In this lesson, we'll review all the guidelines and specifications for the final project for Module 2.
- Understand all required aspects of the Final Project for Module 2
- Understand all required deliverables
- Understand what constitutes a successful project
Another module down--you're half way there!
For the culmination of Module 2, you just need to complete the final project!
For this project, you'll be working with the Northwind database--a free, open-source dataset created by Microsoft containing data from a fictional company. You probably remember the Northwind database from our section on Advanced SQL. Here's the schema for the Northwind database:
The goal of this project is to test your ability to gather information from a real-world database and use your knowledge of statistical analysis and hypothesis testing to generate analytical insights that can be of value to the company.
The goal of your project is to query the database to get the data needed to perform a statistical analysis. In this statistical analysis, you'll need to perform a hypothesis test (or perhaps several) to answer the following question:
Do discounts have a statistically significant effect on the number of products customers order? If so, at what level(s) of discount?
In addition to answering this question with a hypothesis test, you will also need to come up with at least 3 other hypotheses to test on your own. These can by anything that you think could be imporant information for the company.
For this hypothesis, be sure to specify both the null hypothesis and the alternative hypothesis for your question. You should also specify if this is one-tail or a two-tail test.
To complete this project, you will need to turn in the following 4 deliverables:
- A Jupyter Notebook containing any code you've written for this project. This work will need to be pushed to your GitHub repository in order to submit your project.
- A Blog Post explaining your process, methodology, and findings.
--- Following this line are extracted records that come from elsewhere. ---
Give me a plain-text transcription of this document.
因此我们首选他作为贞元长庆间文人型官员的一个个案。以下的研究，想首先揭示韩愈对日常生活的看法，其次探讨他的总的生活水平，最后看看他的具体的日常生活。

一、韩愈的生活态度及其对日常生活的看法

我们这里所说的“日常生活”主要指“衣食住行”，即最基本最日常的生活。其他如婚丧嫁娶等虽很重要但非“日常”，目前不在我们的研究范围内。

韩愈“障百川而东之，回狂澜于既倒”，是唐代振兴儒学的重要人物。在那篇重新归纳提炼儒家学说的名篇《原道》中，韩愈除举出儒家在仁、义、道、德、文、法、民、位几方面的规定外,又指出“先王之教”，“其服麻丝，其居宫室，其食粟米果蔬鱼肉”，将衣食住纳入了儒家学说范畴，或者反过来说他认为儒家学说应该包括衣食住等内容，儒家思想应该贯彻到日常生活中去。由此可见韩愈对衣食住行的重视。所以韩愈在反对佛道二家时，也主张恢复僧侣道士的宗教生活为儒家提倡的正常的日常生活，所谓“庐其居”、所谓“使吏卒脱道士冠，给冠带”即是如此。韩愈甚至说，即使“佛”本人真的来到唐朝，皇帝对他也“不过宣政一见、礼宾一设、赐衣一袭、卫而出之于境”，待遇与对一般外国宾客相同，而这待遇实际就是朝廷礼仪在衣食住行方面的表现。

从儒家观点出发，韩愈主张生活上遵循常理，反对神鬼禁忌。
- An "Executive Summary" Keynote/PowerPoint/Google Slide presentationn (delivered as a PDF export) that explains the hypothesis tests you ran, your findings, and their relevance to company stakeholders. Make sure to also add and commit this pdf of your non-technical presentation to your repository with a file name of presentation.pdf
- A Video Walkthrough of your “Executive Summary” presentation. Some common video recording tools used are Zoom, Quicktime, and Nimbus. After you record your presentation, publish it on a service like YouTube or Google Drive, you will need a link to the video to submit your project.
For this project, your jupyter notebook should meet the following specifications:
Organization/Code Cleanliness
- The notebook should be well organized, easy to follow, and code is commented where appropriate.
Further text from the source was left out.